The justices did carve out some middle ground on the issue, declining to fully adopt either the airline’s argument that implied covenant of good faith and fair dealing claims are always preempted or the rabbi’s position that such common law claims are generally not preempted.

David Falk, a partner in the Palo Alto, Calif., office of Mayer Brown LLP and a member of the firm’s Supreme Court & Appellate practice, said the court’s ruling against Ginsberg was “no surprise.” But the court’s decision to not simply side with the airline but instead to draw a careful line between the propositions set forth by Northwest and the rabbi was “less predictable,” he said.

Rather than creating a bright-line preemption ruling, the justices limited the Act’s preemptive reach to state laws that prevent parties from contracting around a covenant. Airlines should therefore take a close look at their frequent flier agreements, checking the applicable state laws that govern them and amending the agreements to minimize their liability risks.

“This ruling provides airlines with a clear path to preempt future bad faith claims by simply revising their frequent flyer agreements,” Falk said.

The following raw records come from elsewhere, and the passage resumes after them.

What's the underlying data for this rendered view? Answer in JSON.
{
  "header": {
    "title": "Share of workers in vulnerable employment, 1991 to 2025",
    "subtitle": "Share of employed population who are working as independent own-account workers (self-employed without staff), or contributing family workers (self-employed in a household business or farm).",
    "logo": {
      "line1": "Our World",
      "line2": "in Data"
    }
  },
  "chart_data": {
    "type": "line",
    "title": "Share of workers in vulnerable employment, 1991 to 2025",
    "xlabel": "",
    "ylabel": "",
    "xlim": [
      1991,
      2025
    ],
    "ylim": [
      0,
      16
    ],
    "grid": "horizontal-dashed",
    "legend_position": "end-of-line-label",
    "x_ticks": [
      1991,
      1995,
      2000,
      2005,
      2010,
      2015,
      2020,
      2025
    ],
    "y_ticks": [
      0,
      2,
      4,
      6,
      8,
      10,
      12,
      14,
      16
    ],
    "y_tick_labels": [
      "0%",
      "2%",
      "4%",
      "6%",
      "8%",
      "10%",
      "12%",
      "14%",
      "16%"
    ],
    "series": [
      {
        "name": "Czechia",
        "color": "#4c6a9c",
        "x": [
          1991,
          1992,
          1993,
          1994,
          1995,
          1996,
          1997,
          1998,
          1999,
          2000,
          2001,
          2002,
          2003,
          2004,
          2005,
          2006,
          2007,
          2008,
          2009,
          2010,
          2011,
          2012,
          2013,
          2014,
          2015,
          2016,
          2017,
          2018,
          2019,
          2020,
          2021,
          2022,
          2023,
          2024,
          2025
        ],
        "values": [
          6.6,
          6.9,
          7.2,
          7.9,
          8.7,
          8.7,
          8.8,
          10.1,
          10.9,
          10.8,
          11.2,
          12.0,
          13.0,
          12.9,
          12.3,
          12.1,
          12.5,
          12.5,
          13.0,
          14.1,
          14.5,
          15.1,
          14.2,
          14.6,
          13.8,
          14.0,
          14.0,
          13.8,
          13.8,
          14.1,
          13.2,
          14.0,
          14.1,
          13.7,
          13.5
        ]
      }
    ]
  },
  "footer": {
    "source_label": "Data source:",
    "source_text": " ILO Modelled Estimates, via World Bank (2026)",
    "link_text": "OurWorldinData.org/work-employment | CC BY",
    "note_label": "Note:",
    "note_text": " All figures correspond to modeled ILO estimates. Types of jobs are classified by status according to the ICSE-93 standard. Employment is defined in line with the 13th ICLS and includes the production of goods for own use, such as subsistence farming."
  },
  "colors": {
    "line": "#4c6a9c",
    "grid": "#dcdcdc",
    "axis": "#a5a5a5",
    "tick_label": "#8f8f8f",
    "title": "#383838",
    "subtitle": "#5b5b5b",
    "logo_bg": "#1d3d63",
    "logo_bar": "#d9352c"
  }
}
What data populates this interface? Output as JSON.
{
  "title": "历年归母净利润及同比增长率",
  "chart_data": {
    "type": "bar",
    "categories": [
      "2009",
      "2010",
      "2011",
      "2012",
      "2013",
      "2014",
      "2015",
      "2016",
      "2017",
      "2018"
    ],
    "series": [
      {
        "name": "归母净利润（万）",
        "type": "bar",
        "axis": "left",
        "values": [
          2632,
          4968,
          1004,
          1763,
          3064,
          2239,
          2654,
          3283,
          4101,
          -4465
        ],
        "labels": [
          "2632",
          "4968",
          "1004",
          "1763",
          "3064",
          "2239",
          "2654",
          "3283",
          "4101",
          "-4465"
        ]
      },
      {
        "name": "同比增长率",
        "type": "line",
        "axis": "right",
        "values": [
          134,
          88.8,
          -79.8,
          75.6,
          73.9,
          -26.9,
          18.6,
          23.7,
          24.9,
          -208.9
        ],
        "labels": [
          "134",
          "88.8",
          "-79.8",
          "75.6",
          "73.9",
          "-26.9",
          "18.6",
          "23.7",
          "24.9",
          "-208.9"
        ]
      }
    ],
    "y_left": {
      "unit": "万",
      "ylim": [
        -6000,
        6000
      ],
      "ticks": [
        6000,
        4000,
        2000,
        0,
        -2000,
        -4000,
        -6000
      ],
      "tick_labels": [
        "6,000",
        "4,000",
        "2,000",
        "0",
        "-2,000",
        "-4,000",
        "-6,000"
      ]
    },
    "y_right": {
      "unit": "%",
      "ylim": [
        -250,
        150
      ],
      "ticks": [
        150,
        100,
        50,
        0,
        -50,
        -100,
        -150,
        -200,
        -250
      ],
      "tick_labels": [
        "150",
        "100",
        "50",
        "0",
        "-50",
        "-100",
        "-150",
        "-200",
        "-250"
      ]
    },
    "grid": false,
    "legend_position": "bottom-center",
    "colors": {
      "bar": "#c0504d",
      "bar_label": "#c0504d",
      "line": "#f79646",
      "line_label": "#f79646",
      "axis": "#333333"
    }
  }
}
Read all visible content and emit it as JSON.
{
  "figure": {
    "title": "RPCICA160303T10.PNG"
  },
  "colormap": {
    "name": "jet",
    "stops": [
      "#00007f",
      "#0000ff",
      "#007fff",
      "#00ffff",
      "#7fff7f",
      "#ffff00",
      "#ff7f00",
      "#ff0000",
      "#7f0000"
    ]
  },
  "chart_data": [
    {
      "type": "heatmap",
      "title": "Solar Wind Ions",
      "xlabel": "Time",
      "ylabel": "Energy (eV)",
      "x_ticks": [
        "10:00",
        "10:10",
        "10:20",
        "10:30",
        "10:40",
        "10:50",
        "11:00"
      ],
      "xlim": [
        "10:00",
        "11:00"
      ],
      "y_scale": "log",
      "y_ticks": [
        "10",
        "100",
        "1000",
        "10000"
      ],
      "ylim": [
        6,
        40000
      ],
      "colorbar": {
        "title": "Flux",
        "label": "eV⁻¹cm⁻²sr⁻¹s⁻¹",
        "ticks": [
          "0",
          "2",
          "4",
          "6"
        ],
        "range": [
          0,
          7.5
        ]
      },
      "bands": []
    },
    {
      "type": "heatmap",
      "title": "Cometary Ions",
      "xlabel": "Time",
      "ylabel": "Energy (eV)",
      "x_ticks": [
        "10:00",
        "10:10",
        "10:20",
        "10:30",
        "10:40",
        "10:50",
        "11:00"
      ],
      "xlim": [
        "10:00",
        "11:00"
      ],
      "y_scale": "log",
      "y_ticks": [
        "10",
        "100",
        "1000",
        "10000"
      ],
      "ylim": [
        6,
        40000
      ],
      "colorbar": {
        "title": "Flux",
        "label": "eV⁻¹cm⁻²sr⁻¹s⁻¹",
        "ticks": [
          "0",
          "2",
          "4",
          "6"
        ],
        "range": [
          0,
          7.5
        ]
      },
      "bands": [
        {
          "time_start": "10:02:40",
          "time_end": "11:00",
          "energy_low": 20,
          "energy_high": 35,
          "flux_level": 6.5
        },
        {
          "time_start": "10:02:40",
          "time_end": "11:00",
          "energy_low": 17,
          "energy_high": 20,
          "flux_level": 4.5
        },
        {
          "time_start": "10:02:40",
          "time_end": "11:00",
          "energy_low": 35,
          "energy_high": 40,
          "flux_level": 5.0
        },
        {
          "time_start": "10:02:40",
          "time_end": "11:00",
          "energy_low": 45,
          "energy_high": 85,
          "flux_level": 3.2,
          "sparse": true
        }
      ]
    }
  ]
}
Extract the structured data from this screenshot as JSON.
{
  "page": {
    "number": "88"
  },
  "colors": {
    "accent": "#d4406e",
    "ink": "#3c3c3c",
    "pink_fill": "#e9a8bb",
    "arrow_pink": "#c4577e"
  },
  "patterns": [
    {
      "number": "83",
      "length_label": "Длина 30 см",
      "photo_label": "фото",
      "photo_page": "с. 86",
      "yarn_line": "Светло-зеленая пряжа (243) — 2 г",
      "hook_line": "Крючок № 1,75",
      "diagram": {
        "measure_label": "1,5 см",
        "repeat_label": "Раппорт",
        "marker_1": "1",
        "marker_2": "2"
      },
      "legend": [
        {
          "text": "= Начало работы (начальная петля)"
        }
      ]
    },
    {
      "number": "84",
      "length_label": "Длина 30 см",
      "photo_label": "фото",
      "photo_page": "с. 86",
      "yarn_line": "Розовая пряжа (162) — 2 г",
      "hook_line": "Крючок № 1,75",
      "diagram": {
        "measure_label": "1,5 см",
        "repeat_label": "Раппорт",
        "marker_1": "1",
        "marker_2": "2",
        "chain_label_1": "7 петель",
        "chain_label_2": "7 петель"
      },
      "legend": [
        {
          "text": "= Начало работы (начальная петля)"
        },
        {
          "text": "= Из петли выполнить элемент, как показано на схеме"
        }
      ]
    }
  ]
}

But in the meantime, there could be a short-term increase in litigation under existing contracts, particularly if plaintiffs try to apply the decision to other similarly-worded statutes, including ERISA and some consumer fraud statutes.

“There may be a boomlet of bad faith actions brought under the existing agreements and seeking to apply the law of a state where contracting out of the covenant is permitted,” Falk said.

Liss-Riordan said the decision could also have a longer-lasting positive effect for plaintiffs.

She pointed to a part of the opinion which explained why the court was rejecting the rabbi’s argument that all claims based on common law fell outside of the Act’s preemptive reach.

“[I]f all state common-law rules fell outside the ambit of the ADA’s pre-emption provision, we would have had no need in Wolens to single out a subcategory of common? law claims, i.e., those based on the parties’ voluntary undertaking, as falling outside that provision’s coverage,” Alito wrote.

That sentence gives plaintiffs some good news, Liss-Riordan said. “I believe they are expanding Wolens in this decision beyond simple breach of contract claims.”